The demonetization of 500 and 1000 rupee banknotes is a step taken by the Government of India on November 8, 2016 to fight corruption and black money issues in the country. Starting from midnight of November 8, 2016, all 500 and 1000 rupee notes ceased to be accepted as a form of legal tender in India.
The announcement was made by the Prime Minister of India, Mr. Narendra Modi in a live televised address to the nation. In the announcement, Modi declared circulation of all 500 and 1000 rupee banknotes (approximately $7.50 and $15 USD respectively) of the Mahatma Gandhi series as invalid and announced the issuance of 500 and 2000 rupee banknotes (approximately $7.50 and $30 USD respectively) in the new Mahatma Gandhi series in exchange for the old banknotes.
On October 28 2016, the total currency in circulation in India was Rs. 17.77 lakh crore (US$260 billion). In terms of value, the annual report of Reserve Bank of India of 31st March 2016 stated that total banknotes in circulation valued to Rs. 16.42 lakh crore (US$240 billion) of which nearly 86% (i.e. Rs. 14.18 lakh crore (US$210 billion)) was 500 and 1000 rupee notes. In terms of volume, 24% (i.e. 2,203 crore) of the total 9,026.6 crore banknotes were in circulation.
Globally, this is not unusual. Central banks of several countries pump massive amounts of cash into the economy, mostly in very large denominations. In the US, $100 note accounts for 80% of the cash supply. In Japan, ¥10,000 note (about $100) accounts for 90% of total cash holdings. Across countries, most of this cash has been supporting underground black economies.
This is not the first government to demonetize large currency bills. European Central Bank head Mario Draghi announced that they were considering abolishing the region’s most-valuable bank note (the 500 euro bill) in order to curb tax evasion and terrorism financing. Also, US treasury recommended that the $100 bill be demonetized.
Why it is done?
The demonetization was done in an effort to stop the counterfeiting of the current banknotes alleged to be used for funding terrorism and for cracking down on black money in the country.
This is a major setback to the parallel black money economy because a lot of currency operating outside the system will now have to be brought into the banking system. The government believes that this decision has been welcomed everywhere. This major step with help India’s credibility.
It will help lower the cash circulation in the country which is directly related to corruption in the country.
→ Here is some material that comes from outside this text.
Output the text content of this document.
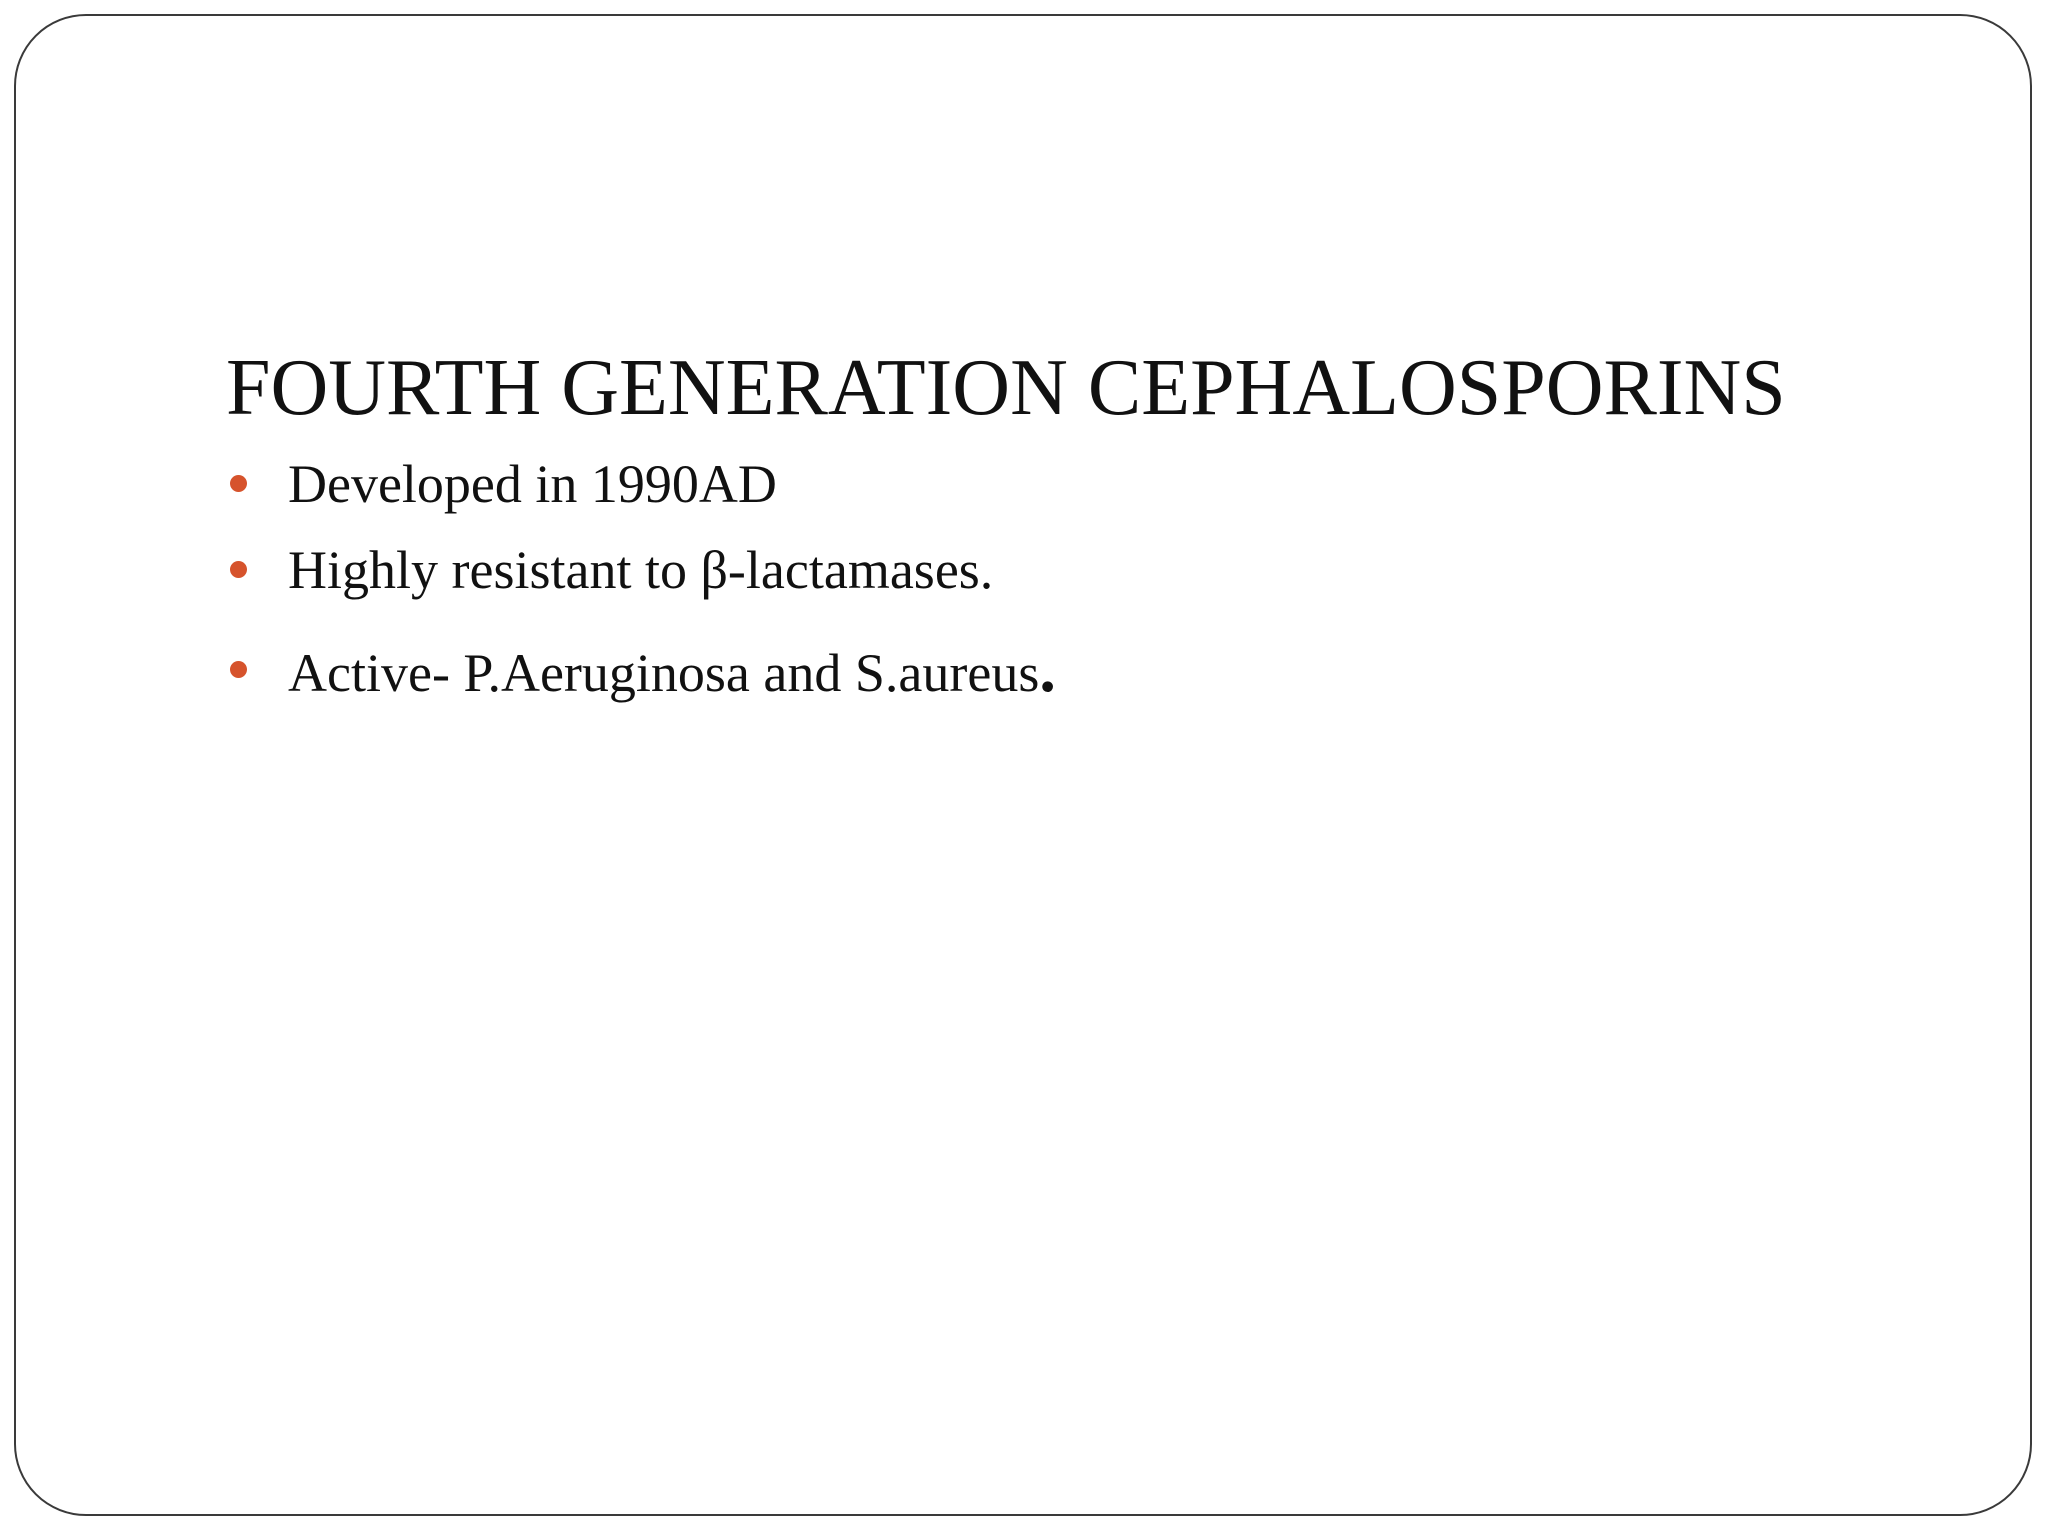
FOURTH GENERATION CEPHALOSPORINS
Developed in 1990AD
Highly resistant to β-lactamases.
Active- P.Aeruginosa and S.aureus.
Moreover, it will eliminate fake currency and dodgy funds which have been used by terror groups to fund terrorism in India.
Impact of the move
It is a big reform which no one expected and will have a huge impact on people who are hoarding money and not disclosing money for tax purposes. This is overall a positive move that is lauded by a lot of people and could bring more confidence in Indian markets by overseas investors.
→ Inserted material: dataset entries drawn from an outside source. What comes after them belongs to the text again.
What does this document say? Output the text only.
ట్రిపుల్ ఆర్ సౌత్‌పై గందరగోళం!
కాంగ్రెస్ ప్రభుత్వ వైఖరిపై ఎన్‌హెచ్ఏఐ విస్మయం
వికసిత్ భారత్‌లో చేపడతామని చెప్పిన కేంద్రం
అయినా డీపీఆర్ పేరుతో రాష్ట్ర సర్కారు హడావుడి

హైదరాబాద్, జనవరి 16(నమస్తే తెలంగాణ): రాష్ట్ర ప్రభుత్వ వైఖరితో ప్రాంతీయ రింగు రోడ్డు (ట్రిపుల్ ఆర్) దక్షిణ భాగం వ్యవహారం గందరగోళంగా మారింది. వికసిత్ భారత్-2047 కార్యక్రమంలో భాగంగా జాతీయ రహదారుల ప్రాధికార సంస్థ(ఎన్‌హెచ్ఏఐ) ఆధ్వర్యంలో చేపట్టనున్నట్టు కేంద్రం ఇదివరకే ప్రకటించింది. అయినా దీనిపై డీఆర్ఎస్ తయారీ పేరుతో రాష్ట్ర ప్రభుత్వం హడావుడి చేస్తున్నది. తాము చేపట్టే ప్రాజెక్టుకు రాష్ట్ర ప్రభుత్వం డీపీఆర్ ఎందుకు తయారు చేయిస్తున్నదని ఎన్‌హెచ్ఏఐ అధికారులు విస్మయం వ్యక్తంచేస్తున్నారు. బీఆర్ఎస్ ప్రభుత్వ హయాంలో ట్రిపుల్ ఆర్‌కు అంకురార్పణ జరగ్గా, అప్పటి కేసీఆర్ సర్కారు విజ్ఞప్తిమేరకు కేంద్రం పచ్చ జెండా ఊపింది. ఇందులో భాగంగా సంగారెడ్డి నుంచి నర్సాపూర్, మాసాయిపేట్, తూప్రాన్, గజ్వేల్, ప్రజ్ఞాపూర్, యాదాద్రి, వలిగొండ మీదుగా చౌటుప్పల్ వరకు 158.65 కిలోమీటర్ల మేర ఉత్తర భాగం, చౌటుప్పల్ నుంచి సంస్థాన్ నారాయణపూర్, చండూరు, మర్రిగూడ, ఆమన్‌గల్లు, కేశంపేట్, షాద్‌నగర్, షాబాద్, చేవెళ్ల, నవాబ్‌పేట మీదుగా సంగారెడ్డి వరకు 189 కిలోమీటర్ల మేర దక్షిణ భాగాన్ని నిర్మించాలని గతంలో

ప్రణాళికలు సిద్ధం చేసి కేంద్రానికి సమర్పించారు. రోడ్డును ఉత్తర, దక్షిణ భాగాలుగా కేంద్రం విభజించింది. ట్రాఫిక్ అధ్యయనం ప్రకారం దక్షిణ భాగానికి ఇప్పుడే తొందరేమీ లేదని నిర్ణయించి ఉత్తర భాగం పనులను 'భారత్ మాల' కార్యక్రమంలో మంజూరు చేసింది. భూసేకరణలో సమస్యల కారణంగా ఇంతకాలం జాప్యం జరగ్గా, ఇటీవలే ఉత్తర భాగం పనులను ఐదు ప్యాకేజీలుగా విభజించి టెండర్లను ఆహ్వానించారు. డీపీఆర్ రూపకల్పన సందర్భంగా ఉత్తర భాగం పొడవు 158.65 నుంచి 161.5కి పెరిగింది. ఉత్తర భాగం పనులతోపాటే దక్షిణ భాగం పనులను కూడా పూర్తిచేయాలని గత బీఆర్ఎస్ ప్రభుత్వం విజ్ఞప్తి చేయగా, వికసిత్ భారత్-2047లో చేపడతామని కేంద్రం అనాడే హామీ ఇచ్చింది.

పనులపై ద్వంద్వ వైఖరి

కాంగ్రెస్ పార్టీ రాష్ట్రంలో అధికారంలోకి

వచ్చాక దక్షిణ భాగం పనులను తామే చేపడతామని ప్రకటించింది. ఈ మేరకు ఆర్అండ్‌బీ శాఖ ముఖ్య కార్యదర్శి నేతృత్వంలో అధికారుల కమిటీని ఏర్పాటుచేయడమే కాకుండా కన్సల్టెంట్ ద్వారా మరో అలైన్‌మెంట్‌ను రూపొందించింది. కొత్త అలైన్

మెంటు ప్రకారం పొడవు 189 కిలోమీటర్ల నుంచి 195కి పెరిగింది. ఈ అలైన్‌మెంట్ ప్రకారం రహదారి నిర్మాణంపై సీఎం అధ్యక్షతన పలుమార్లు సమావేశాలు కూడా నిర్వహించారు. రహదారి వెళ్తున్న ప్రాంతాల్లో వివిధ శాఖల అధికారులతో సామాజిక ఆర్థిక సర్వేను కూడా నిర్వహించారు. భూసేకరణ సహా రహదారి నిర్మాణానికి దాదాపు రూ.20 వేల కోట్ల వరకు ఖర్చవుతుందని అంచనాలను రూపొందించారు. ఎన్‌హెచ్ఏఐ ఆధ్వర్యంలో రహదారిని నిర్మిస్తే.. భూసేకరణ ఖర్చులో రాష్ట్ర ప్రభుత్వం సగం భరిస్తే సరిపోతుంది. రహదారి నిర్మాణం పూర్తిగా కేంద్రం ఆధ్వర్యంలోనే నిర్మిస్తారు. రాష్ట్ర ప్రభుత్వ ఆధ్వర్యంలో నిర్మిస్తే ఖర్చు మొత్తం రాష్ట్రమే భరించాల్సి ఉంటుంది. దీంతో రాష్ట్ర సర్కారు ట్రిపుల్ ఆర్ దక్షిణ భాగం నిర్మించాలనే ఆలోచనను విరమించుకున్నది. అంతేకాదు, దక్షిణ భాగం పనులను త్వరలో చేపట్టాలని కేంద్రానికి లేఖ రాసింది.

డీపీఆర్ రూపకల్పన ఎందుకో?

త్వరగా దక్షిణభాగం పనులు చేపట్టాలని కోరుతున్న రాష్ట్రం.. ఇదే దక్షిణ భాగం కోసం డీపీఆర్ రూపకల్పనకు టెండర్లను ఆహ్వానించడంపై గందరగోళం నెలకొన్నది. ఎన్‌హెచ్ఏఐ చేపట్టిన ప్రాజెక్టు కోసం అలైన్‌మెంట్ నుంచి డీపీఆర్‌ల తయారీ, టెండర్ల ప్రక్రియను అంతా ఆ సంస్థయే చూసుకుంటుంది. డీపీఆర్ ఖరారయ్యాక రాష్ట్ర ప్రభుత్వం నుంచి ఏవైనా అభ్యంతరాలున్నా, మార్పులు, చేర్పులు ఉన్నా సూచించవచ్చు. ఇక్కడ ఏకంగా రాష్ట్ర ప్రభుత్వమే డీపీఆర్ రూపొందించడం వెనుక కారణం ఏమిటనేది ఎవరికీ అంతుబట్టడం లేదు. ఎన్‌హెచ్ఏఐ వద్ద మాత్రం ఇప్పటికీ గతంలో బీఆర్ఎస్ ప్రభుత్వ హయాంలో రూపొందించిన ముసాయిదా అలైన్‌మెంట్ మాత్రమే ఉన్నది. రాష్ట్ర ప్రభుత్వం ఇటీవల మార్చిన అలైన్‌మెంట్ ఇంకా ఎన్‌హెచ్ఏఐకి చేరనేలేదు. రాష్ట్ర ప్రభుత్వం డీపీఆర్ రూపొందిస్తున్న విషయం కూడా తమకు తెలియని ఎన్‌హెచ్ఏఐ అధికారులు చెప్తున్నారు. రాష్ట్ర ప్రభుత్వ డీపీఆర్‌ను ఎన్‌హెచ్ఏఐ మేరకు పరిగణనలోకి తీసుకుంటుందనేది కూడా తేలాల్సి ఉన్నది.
It’s perhaps the most significant move ever taken to curtail the parallel economy. It will give a sharp boost to all formal channels of payments (a shift from cash economy to cashless digital economy) which in turn will help the formal economy to grow at a faster clip in the long term.
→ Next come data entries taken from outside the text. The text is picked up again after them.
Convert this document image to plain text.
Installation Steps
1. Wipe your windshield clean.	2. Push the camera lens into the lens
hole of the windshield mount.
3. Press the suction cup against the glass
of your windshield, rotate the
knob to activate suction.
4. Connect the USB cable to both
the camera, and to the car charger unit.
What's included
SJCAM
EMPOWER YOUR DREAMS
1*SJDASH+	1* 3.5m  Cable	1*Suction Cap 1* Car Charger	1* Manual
Mr. Modi has made the right investment for the next generation. This move should improve India’s position on transparency and corruption in the global league table enabling higher capital flow (FDI/FII) into India.
Also, demonetization will increase bank’s deposits by a huge margin. This will also increase the lending activity because banks have a CRR (cash reserve ratio) to maintain and with more deposits they can do more lending. Credit (loans) will become easier and interest rates may come down. Thus, it will attract more foreign investments in near future.
Further, the move will probably push down property prices, including land prices as investors will not be able to utilize their cash in real estate and thereby forcing builders to sell at lower prices. Greater transparency in Indian real estate sector will assist in improving the country’s image and attract more foreign investments.